How to Use Weapon Mods and Attachments in Cyberpunk 2077

To equip either attachments or mods, the weapon in question will require empty slots. Certain attachments can only go on certain parts of a gun; for example, if you want a gun to have a silencer, it needs an empty muzzle slot. Mods, on the other hand, have universal slots; any mod can go in any open mod slot.

Now, in terms of distinctions, attachments tend to be a little more mundane than mods. Attachments usually provide small, very straightforward buffs to your guns like reduced recoil, higher clip capacity, lessened firing noise, and so on. If you don’t like the way an attachment works with your gun, you can remove it and keep it in your inventory for later.

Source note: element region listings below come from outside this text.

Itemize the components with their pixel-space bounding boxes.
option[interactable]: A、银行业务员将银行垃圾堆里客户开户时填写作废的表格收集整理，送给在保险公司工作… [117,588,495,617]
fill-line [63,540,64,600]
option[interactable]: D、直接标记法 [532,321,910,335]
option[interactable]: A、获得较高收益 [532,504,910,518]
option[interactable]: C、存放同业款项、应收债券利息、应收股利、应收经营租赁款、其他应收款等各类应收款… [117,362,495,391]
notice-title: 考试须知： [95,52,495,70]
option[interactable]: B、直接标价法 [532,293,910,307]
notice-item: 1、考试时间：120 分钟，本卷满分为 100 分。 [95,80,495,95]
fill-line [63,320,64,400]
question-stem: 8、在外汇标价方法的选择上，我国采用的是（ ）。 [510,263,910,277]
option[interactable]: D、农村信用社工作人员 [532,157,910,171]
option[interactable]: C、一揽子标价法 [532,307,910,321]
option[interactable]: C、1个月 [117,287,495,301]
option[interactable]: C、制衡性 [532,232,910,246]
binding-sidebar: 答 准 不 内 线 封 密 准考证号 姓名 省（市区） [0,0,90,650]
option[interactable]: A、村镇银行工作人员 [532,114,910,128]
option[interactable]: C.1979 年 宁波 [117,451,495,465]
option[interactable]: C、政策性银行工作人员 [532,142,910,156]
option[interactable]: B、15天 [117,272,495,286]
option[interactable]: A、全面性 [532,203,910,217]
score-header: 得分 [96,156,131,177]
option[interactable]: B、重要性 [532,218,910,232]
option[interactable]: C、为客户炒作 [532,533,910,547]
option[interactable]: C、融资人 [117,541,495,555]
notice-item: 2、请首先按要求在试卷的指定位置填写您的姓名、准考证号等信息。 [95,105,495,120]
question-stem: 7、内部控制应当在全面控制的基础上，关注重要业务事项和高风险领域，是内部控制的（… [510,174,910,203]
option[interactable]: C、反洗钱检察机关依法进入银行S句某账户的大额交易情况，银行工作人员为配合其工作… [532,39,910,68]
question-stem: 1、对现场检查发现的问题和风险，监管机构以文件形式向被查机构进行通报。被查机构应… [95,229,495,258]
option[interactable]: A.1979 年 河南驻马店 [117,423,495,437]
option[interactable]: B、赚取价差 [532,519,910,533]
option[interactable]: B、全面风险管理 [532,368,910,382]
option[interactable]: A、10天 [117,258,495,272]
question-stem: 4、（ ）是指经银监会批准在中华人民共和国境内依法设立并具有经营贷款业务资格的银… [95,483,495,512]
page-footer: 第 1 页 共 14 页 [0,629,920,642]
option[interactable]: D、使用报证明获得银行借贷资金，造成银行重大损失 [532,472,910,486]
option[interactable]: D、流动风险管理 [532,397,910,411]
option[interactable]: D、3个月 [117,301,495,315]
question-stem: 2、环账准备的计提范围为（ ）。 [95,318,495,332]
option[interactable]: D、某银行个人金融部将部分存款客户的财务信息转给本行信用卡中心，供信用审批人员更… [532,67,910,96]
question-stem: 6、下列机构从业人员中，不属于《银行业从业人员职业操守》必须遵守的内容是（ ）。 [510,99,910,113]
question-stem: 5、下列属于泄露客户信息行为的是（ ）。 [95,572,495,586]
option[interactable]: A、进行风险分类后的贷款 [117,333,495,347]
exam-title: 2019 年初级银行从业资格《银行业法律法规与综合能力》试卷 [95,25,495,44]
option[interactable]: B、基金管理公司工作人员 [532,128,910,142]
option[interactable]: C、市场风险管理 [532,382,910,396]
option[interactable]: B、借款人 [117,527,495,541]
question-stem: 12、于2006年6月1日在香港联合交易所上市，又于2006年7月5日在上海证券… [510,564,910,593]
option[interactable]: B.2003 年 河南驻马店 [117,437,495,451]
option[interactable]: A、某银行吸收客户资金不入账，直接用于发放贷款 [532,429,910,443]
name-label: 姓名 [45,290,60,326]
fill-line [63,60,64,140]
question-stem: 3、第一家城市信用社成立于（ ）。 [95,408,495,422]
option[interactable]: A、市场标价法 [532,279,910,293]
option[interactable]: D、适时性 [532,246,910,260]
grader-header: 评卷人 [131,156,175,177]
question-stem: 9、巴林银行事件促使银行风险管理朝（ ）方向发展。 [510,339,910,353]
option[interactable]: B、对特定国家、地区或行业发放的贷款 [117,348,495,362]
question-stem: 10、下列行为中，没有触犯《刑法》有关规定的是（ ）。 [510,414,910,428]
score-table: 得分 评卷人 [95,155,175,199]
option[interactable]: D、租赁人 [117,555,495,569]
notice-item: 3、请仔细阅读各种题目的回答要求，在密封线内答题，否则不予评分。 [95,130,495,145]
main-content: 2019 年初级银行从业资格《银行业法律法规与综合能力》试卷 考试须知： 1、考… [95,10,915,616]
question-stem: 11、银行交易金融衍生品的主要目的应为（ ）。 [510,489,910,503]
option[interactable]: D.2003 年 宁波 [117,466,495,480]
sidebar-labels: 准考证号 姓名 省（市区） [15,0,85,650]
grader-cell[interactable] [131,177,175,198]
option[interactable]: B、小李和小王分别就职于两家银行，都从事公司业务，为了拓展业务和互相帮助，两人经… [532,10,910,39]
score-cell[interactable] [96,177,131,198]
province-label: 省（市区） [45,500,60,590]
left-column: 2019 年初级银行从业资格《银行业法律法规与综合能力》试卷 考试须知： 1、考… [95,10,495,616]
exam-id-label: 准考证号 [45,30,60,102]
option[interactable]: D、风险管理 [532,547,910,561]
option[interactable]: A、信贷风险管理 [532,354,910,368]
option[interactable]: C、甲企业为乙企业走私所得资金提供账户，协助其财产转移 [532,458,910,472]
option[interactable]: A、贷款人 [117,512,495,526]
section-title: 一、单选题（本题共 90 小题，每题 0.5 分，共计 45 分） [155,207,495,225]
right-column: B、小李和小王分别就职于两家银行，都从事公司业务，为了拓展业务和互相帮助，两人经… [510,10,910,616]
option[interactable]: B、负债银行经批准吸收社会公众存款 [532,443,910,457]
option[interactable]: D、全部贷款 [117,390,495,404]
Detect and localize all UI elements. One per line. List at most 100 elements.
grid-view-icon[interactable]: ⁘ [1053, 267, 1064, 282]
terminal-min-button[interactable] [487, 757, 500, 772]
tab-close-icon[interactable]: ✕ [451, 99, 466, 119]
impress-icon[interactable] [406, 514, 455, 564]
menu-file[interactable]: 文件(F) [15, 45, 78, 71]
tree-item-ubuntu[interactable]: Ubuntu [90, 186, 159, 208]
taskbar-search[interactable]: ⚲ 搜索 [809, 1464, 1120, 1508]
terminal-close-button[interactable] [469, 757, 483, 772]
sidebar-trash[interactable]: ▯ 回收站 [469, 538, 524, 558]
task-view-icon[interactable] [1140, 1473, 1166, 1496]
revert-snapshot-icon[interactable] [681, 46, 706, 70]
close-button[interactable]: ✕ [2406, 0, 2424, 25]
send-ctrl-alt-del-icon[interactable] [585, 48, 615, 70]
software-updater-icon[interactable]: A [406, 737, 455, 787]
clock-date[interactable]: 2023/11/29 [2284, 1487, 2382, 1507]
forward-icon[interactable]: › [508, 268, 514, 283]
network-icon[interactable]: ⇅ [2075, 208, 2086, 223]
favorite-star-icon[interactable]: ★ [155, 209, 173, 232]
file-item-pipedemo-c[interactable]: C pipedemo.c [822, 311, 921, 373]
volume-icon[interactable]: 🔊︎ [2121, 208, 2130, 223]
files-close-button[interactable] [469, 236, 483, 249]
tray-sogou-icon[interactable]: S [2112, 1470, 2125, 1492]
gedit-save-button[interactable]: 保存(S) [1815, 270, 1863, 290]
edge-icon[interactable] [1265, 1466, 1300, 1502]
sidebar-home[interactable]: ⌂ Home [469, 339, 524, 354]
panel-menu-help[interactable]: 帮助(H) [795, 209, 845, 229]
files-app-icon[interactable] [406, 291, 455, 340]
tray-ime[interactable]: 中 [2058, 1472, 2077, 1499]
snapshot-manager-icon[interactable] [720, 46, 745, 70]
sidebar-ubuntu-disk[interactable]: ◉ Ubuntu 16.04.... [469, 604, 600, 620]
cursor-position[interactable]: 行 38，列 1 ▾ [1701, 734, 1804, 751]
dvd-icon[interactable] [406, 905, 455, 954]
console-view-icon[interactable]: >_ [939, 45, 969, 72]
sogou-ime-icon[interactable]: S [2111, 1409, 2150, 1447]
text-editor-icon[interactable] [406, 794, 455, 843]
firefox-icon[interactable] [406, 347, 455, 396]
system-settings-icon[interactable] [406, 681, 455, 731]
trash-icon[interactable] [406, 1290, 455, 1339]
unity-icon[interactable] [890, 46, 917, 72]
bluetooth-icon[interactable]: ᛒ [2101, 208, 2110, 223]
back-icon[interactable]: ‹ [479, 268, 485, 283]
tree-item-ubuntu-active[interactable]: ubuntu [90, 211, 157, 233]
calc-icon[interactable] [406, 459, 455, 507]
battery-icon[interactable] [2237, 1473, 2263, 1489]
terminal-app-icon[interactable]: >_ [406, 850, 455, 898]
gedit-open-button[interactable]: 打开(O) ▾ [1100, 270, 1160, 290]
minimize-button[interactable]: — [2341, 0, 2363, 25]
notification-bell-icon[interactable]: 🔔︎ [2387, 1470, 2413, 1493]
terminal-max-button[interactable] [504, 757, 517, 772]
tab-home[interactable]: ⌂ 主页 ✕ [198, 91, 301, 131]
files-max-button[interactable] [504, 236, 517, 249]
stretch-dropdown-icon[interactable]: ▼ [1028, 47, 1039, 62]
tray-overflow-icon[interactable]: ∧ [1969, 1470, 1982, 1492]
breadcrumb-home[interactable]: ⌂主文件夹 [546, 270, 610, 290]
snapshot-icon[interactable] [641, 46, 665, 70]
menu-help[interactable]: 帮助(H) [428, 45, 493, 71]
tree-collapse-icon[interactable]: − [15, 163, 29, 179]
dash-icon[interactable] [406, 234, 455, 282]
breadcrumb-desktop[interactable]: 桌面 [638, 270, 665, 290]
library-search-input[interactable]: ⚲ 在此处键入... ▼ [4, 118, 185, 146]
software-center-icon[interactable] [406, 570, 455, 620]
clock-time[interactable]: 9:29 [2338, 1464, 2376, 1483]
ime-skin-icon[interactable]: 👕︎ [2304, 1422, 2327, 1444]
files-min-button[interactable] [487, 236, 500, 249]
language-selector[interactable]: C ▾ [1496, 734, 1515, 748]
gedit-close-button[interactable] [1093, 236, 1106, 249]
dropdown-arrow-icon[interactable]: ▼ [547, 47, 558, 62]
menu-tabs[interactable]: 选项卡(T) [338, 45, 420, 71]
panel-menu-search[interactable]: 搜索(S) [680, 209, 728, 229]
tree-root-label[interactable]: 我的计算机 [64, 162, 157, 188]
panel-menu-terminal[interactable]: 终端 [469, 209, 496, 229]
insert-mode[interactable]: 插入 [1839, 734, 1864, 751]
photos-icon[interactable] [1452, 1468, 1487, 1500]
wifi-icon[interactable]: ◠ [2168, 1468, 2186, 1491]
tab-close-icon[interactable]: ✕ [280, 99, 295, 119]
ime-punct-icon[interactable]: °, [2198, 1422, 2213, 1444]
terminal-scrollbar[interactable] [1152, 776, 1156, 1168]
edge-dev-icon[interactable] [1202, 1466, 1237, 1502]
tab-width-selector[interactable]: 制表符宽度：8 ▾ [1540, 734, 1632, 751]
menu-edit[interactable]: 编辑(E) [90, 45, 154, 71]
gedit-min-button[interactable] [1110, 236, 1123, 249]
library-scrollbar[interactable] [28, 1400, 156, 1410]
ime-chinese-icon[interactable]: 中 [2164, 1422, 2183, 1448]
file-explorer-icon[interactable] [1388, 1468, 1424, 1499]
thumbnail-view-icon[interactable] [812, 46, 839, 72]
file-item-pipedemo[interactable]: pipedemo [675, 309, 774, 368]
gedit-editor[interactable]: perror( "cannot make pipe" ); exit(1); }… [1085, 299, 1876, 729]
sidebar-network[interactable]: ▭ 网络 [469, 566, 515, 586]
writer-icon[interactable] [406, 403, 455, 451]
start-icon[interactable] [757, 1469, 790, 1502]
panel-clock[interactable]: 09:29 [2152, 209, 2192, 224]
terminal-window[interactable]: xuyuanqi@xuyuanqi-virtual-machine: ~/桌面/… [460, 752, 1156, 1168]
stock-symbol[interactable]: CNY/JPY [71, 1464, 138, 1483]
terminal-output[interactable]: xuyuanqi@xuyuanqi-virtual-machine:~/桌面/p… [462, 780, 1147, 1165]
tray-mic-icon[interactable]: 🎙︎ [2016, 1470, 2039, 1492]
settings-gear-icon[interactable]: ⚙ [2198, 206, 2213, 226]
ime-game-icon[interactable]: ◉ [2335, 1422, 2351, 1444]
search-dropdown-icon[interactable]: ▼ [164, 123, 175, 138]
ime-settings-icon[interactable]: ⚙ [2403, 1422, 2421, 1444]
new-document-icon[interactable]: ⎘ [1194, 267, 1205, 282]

Mods, on the other hand, are a little more interesting. Mods can provide flat buffs to your guns just like attachments, albeit at a larger scale, but they can also grant special perks like increased limb damage, eliminating recoil entirely, or even making the gun non-lethal (if you’re into that).

However, mods come with a very important caveat: they’re single use. Once you put a mod on a weapon, you can’t get it back. You can take it off the weapon or replace it with another mod, but either way, the original mod will be gone for good. Also, if you disassemble a gun with mods attached, the mods will be destroyed as well, though this can actually be prevented with the “Waste Not, Want Not” perk from the Technical Skill category.